Relay-Version: version B 2.10 5/3/83; site utzoo.UUCP
Posting-Version: version B 2.10.2 9/18/84; site brl-tgr.ARPA
Path: utzoo!watmath!clyde!burl!ulysses!allegra!mit-eddie!genrad!panda!talcott!harvard!seismo!brl-tgr!gwyn
From: gwyn@brl-tgr.ARPA (Doug Gwyn )
Newsgroups: net.unix
Subject: Re: Unix text files
Message-ID: <2837@brl-tgr.ARPA>
Date: Tue, 5-Nov-85 00:29:30 EST
Article-I.D.: brl-tgr.2837
Posted: Tue Nov  5 00:29:30 1985
Date-Received: Thu, 7-Nov-85 04:33:55 EST
References: <23@pixel.UUCP> <2235@brl-tgr.ARPA> <2333@flame.warwick.UUCP>
Organization: Ballistic Research Lab
Lines: 52

> Does anyone out there want to show those of us with weak knees how one
> would use this kind of data structure [used loosely] in a program?
> (In other words, as if the data were within the program not without.)
> Without additional support information, like keeping track of the number
> and lengths of lines.

Most data processing algorithms are (or should be) driven by the
structure of the data that they process; this is normally taught
these days in the "data structures" CS course.  It should be obvious
from the grammar how to structure code that e.g. gets a line
of text, processes it, and writes out the resulting line.  (There
is no need to bring in line numbering or "length of line".)  If
there is no (or only a fuzzy) definition of "line of text",
then it is not obvious how to get/put one, and some random
choice is made by the programmer.  (Which is what started this
discussion.)

For simplicity, I left out of the grammar one important constraint,
which is a limit of no more than 510 characters in a line of text
(exclusive of newline).  I had already stretched the notation a bit
and didn't want to invent yet another notation like { char }*510 .
This limit is actually important in allowing efficient get-line
implementations.

> I think it would be a good example to the young of inheirent complexity.
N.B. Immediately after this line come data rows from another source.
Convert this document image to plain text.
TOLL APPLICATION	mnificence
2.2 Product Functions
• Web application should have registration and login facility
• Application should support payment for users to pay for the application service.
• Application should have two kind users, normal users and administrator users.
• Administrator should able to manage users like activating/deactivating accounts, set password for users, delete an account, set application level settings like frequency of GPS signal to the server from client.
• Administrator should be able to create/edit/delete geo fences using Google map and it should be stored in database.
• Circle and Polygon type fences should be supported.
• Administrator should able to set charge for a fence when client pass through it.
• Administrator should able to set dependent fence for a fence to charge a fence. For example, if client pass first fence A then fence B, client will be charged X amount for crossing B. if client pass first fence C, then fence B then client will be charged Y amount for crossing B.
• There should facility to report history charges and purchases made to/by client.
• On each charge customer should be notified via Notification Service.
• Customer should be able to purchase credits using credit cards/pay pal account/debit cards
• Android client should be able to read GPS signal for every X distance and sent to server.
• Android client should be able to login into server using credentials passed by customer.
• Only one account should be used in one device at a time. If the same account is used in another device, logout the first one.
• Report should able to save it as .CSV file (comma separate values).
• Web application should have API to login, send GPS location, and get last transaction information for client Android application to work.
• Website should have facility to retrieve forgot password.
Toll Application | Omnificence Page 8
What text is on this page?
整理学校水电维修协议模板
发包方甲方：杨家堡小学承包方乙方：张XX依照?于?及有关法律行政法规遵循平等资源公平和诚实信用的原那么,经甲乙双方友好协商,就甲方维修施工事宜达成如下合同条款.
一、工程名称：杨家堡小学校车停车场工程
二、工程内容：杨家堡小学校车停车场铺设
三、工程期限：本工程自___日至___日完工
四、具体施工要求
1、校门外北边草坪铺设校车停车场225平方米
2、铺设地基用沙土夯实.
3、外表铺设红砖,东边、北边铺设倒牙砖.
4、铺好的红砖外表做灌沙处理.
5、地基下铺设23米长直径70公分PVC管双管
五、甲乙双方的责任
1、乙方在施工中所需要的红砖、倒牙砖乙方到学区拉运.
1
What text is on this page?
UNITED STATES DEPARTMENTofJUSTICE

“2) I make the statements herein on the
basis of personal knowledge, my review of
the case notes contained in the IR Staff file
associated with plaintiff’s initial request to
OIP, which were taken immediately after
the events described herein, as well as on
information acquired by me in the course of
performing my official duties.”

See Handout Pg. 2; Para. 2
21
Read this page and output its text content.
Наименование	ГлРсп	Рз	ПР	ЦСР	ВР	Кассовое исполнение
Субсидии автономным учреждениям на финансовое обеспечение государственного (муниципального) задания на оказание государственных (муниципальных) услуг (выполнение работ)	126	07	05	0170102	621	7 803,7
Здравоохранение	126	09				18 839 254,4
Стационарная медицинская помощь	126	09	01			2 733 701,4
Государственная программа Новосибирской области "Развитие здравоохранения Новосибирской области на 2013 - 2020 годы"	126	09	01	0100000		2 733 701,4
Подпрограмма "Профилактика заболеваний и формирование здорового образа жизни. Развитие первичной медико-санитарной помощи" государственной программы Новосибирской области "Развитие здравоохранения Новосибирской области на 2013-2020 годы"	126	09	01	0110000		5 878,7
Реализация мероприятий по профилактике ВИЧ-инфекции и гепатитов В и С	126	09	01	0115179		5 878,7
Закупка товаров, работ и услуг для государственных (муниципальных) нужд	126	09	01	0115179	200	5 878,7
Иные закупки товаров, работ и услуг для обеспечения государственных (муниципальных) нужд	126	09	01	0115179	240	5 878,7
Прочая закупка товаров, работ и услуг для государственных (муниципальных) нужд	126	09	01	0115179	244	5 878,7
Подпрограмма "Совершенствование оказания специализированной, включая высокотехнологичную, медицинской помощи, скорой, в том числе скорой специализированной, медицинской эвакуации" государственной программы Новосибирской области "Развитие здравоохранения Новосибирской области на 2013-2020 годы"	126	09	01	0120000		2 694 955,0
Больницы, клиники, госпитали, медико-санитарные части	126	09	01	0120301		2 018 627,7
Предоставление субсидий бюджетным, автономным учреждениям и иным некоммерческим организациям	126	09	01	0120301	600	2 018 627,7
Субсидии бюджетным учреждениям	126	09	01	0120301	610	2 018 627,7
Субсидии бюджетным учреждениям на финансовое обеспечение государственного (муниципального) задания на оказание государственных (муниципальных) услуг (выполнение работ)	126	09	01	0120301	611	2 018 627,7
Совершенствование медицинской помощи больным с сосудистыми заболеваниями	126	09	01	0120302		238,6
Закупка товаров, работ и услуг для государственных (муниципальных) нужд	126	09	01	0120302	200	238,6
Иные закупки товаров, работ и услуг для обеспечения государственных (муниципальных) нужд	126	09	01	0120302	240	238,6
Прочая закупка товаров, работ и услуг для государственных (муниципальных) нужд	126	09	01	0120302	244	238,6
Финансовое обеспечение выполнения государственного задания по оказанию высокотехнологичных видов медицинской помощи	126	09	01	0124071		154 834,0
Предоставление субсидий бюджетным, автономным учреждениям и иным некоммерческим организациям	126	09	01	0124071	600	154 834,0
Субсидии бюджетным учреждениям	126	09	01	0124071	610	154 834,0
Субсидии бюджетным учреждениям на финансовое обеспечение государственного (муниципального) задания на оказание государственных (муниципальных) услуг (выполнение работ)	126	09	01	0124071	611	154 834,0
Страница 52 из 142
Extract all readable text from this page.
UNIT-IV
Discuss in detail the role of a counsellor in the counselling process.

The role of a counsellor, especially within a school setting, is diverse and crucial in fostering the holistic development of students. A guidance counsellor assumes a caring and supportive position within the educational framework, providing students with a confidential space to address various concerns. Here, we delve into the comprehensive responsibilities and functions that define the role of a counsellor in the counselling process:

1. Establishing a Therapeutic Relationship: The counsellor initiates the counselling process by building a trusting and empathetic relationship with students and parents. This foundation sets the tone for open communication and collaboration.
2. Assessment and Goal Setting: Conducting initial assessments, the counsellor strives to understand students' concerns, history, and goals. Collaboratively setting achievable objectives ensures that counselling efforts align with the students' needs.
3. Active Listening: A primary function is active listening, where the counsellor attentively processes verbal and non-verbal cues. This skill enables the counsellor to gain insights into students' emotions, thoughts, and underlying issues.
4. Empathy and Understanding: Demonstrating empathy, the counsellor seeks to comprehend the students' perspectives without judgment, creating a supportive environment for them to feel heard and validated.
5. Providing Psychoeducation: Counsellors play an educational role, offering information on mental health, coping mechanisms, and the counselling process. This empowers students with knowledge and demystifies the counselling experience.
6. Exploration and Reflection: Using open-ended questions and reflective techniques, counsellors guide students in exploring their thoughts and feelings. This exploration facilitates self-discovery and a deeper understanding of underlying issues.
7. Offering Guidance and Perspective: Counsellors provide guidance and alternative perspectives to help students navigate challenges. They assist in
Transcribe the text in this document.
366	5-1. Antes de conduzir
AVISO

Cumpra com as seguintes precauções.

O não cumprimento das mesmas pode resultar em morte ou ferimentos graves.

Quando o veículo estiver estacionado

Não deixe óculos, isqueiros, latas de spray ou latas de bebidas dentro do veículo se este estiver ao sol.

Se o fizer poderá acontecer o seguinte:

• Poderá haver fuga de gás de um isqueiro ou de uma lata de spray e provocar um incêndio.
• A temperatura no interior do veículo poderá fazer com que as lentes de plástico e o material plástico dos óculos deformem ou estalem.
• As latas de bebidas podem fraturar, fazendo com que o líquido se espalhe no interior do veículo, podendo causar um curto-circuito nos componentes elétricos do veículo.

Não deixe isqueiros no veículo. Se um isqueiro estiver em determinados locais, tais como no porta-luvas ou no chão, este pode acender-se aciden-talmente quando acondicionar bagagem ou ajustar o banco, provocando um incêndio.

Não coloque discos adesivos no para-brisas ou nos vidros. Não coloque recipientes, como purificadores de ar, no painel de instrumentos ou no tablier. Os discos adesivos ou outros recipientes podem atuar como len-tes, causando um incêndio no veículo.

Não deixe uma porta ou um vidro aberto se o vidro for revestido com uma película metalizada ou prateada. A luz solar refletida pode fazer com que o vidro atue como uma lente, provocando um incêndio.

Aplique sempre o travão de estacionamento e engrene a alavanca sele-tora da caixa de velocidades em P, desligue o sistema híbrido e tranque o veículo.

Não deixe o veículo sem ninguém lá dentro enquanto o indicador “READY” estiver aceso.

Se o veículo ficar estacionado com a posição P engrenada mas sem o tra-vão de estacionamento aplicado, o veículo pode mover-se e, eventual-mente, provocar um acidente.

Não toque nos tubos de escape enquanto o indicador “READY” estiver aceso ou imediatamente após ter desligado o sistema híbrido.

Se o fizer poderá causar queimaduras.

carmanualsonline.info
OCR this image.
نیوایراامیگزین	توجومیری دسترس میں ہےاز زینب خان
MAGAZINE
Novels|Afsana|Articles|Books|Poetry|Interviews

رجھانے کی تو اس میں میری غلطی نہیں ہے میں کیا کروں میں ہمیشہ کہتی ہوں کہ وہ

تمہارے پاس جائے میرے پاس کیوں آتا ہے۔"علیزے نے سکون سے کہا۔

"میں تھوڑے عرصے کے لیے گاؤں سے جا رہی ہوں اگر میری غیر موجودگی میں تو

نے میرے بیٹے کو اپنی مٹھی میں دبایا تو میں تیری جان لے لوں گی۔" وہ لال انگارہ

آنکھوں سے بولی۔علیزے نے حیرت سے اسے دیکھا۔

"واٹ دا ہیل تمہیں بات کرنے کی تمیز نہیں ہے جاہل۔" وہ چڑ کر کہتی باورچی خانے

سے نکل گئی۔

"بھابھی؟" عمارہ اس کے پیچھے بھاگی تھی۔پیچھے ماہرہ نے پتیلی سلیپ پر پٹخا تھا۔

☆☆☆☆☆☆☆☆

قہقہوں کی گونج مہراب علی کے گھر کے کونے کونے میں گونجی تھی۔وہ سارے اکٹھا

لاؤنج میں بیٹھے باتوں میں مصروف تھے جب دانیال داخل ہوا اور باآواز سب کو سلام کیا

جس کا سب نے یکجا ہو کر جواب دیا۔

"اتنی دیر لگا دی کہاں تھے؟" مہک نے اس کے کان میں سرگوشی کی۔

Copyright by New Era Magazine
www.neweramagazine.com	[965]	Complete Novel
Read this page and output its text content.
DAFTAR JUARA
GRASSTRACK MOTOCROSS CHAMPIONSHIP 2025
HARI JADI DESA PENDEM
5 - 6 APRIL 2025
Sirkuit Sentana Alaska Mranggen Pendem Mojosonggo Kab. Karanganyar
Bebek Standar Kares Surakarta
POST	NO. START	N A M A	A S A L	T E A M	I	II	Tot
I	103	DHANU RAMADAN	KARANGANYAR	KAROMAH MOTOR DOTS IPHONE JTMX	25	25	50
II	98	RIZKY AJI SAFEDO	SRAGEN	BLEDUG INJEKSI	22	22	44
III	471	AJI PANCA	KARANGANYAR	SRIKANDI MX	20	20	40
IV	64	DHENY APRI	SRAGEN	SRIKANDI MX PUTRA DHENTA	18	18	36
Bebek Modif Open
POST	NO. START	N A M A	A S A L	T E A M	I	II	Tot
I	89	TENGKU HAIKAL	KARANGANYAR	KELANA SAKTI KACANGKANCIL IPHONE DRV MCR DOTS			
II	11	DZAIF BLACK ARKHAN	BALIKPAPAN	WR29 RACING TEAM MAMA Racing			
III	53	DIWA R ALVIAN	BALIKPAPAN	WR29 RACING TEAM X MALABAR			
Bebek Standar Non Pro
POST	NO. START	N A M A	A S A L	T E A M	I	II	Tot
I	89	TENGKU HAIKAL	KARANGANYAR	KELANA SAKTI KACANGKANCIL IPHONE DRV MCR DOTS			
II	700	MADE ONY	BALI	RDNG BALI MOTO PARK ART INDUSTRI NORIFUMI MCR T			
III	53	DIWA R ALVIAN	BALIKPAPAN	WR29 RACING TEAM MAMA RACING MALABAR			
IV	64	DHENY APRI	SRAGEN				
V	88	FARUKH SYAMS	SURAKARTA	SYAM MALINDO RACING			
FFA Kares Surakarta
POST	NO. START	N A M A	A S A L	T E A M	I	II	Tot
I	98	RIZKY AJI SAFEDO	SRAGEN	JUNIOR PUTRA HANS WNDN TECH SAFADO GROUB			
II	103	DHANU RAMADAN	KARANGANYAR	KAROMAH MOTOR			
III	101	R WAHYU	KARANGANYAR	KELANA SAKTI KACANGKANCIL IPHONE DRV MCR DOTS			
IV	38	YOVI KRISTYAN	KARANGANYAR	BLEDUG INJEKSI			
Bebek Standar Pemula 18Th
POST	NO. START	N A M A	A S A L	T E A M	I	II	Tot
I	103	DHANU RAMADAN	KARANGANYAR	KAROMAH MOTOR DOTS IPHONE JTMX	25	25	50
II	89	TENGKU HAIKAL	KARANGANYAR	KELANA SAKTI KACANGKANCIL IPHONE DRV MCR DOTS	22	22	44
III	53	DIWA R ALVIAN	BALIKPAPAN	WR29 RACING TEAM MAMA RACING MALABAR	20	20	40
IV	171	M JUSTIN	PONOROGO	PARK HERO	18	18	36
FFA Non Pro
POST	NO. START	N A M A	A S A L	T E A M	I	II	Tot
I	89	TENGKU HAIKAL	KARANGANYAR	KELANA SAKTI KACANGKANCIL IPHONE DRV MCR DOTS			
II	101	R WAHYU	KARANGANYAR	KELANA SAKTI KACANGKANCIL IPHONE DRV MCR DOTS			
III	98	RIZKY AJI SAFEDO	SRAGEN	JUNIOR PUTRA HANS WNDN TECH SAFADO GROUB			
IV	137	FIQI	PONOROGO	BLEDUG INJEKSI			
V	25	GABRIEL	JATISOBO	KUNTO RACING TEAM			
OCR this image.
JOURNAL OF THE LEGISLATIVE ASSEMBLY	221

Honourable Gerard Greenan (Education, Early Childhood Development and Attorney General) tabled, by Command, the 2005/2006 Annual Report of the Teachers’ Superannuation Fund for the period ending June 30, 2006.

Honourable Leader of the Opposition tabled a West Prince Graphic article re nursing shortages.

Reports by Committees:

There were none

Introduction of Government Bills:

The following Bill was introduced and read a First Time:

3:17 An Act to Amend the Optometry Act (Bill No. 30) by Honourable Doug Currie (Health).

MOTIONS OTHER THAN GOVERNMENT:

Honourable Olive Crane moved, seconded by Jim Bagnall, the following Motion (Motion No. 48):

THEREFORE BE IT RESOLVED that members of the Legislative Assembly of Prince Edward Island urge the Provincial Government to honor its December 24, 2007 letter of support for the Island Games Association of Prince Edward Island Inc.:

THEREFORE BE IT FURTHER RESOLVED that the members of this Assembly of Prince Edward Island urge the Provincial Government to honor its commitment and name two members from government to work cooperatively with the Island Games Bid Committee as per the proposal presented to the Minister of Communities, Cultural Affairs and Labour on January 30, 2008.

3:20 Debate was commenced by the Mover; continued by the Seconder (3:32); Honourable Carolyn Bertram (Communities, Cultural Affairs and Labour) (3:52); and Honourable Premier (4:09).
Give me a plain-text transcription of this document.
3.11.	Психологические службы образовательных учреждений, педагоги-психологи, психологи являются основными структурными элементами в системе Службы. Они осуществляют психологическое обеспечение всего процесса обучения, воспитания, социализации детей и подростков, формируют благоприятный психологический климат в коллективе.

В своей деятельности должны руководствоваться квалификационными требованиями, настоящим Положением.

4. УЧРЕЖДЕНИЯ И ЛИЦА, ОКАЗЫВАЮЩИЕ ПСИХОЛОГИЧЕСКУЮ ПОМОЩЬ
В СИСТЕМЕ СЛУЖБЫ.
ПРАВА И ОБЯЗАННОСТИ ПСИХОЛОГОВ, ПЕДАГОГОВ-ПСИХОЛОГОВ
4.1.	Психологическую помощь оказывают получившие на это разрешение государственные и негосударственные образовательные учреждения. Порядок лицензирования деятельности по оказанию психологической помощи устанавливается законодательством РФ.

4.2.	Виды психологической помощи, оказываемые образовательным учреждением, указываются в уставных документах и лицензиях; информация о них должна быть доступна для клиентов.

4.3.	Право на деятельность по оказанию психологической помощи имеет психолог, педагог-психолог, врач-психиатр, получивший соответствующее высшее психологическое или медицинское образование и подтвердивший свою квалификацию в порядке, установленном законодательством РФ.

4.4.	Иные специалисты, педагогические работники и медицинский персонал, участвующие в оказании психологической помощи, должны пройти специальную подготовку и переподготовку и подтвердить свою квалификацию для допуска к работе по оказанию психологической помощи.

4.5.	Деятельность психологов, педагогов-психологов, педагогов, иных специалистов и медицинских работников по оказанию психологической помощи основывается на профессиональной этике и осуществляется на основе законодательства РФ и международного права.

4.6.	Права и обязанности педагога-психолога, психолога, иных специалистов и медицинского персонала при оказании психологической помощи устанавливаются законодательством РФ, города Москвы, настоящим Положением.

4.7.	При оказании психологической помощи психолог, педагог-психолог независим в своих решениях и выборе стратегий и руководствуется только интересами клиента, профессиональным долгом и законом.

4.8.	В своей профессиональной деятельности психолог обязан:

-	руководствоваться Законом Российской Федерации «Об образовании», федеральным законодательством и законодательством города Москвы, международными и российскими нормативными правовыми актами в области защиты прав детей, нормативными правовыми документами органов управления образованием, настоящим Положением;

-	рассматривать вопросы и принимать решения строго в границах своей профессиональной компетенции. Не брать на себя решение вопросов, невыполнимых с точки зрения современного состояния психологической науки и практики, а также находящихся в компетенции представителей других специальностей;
There is nothing complex about that grammar.  It is a remarkably
simple one, which was the point.  Note that it was decomposed
into meaningful subunits -- this is important!  Just having a
formal grammar (syntax) is not sufficient for good semantic
processing.  (People often forget this.)

> And I thought we were trying to make life simple!  The main problem here
> is that we are trying to impose structure on unstructured data, which
> is probably not the best approach.

Text files certainly are structured, although it's a rather
flexible structure.  One might argue that dividing text into
lines is artificial, but the concept of a "line of text" is
useful in many text-processing programs (e.g., "grep").

> Sentinels are a wonderful way of implementing lists, but a terrible way
> of implementing strings.  Hint, hint.

Oh, foo.  Both the count+data and NUL-terminated representations
for character strings have good and bad points.  I've used both
and prefer C's approach for most routine programming.

If the point of the correspondent was that FILES-11 variable-
length record format is easier to work with, he deserves a
large horse laugh.  See "Software Tools" for examples of the
use of UNIX-like text file formats in programs.